Welcome to the latest edition of ‘Golden Vault’, where we delve into the annals of music to bring you a classic album. You’ll know some like the back of your hand and nothing of others. We hope to get you reacquainted with old friends and create new favourites. The album to be taken out of the Golden Vault for reappraisal this week is the self-titled debut album by The Stone Roses.

The 1980s was a dull, uninspiring and cold time in working class Britain and Ireland. Thatcherism and the ceding of the welfare state had all but obliterated the chance for creativity to bubble to the surface as the proletariat, so despised by the Iron Lady, struggled to make ends meet.

MTV portrayed glossy, disposable and fake pop stars who had been created in boardrooms by fat middle-aged men in ill-fitting suits. Synthesisers and artificial beats reigned and pop culture was awash with lost souls who sought fame rather than musical euphoria.

Then, everything changed.

Not overnight, but gradually.

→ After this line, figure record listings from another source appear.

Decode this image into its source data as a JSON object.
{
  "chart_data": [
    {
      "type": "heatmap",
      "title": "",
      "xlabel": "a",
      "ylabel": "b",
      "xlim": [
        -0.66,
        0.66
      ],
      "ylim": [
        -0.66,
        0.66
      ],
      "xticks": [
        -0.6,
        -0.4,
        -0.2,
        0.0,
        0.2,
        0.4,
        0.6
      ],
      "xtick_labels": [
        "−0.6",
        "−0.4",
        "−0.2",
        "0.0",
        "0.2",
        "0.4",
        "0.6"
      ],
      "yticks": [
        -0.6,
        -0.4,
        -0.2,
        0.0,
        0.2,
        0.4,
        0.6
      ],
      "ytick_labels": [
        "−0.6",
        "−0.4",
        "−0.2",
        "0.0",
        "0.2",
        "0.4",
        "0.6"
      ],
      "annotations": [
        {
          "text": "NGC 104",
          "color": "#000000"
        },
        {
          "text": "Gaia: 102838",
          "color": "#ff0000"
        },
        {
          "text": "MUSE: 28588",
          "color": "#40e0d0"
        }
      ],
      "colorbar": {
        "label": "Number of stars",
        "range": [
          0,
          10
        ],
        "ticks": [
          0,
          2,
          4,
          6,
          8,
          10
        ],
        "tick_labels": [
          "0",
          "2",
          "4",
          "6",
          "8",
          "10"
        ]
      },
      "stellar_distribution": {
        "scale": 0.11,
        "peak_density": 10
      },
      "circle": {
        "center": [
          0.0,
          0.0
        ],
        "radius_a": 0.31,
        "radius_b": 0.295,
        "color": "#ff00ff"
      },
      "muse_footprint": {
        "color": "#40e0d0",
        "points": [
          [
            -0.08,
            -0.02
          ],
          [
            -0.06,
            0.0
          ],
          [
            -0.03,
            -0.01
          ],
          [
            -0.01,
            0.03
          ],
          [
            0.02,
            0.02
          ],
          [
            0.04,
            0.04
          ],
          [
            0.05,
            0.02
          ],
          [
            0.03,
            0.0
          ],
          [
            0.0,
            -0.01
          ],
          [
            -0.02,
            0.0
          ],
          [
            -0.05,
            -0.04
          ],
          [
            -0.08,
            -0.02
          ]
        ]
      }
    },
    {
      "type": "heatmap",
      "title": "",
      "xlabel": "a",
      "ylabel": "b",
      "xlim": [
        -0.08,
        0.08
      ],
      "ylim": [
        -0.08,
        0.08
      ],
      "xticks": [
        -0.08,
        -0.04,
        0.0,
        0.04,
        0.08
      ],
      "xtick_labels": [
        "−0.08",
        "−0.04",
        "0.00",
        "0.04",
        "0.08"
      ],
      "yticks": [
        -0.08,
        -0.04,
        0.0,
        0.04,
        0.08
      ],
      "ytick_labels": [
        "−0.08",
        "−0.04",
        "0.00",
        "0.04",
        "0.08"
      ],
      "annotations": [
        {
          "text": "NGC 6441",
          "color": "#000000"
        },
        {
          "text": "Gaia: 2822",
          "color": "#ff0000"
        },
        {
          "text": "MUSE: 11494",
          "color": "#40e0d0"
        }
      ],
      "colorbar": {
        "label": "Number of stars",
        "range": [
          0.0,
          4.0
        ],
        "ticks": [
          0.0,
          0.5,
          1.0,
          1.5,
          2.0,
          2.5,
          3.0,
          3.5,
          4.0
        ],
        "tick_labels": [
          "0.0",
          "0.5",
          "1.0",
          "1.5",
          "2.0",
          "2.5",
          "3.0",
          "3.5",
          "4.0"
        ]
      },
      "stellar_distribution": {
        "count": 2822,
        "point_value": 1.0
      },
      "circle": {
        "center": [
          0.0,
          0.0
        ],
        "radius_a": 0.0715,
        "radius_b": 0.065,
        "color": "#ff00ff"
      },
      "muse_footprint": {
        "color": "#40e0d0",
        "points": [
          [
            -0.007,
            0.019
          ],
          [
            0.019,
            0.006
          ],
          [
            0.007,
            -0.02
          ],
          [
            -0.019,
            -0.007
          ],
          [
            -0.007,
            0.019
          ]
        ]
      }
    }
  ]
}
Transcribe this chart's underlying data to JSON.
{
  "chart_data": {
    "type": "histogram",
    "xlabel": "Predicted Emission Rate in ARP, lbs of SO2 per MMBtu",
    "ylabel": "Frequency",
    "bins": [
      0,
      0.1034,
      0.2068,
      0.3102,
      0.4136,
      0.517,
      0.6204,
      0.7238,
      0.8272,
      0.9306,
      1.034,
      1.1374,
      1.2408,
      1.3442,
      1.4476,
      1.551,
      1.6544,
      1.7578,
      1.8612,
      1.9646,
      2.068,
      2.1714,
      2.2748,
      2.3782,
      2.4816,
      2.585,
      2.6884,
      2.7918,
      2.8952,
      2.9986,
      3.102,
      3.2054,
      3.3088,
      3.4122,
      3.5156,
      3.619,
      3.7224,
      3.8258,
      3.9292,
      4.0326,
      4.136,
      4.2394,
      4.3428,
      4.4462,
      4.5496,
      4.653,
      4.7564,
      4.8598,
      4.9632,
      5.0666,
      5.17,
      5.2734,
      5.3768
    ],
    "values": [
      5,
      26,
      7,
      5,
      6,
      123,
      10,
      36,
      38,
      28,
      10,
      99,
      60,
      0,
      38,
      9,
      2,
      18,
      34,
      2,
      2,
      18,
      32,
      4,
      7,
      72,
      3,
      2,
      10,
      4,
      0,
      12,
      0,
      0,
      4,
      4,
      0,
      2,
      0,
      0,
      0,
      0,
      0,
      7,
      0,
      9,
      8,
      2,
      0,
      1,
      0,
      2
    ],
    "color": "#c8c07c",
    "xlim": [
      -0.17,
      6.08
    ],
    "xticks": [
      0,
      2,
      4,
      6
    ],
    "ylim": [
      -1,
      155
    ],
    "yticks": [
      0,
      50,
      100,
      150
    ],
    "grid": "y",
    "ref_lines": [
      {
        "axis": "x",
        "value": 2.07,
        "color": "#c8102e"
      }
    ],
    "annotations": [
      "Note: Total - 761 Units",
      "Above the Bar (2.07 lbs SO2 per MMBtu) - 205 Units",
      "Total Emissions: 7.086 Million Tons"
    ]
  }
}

The words ‘The Stone Roses’ scrawled on walls across the most forgotten of northern English towns had signalled the beginning of something special. Manchester’s day had come again. Cottonopolis was once again the centre of the universe.

With the arrival of their debut album in 1989, life was suddenly available in technicolour.  The terraces of football grounds heaved with the weight of stonewashed flared denim and colourful jumpers.

There is no point in analysing the songs. We all know them, we all love them. It’s a cliché, but these tunes were the soundtrack of the generation.

This Is the One, Waterfall, I Wanna Be Adored, She Bangs the Drums. Track after gloriously perfect track.

Of course, the old guard scoffed and have continued to dismiss it. Some still dispute the album’s presence in the ‘greatest of all-time’ lists, but these are the very people who had everything to lose by the Roses’ swaggering challenge to the music industry status quo.

The Roses were working class rebels who tapped into the subconscious of so many disillusioned people and made them think that everything was possible.

It’s not often that music and working class sub-culture overlap but when they do it leaves a lasting impression.

When, John, Ian, Reni and Mani returned to Ireland to play the Phoenix Park in 2012 it was more akin to a religious experience than a concert. Very few bands hold their presence and fewer still inspire such devotion.

Of course it all went horribly wrong, – as these great things invariably do. The Roses self-combusted into a myriad of drugs, infighting and an ill-conceived follow-up that featured a series of twiddly guitar riffs that went nowhere.

The Britpop ‘revolution’ was shown up to be nothing but a series of three-chord trick bands in Adidas trainers and the optimism of 1989 eventually fizzled out in the consumerist excess that the ‘90s became.

Still though, the legacy of the album remains. And it’s a beautiful, warm fuzzy feeling.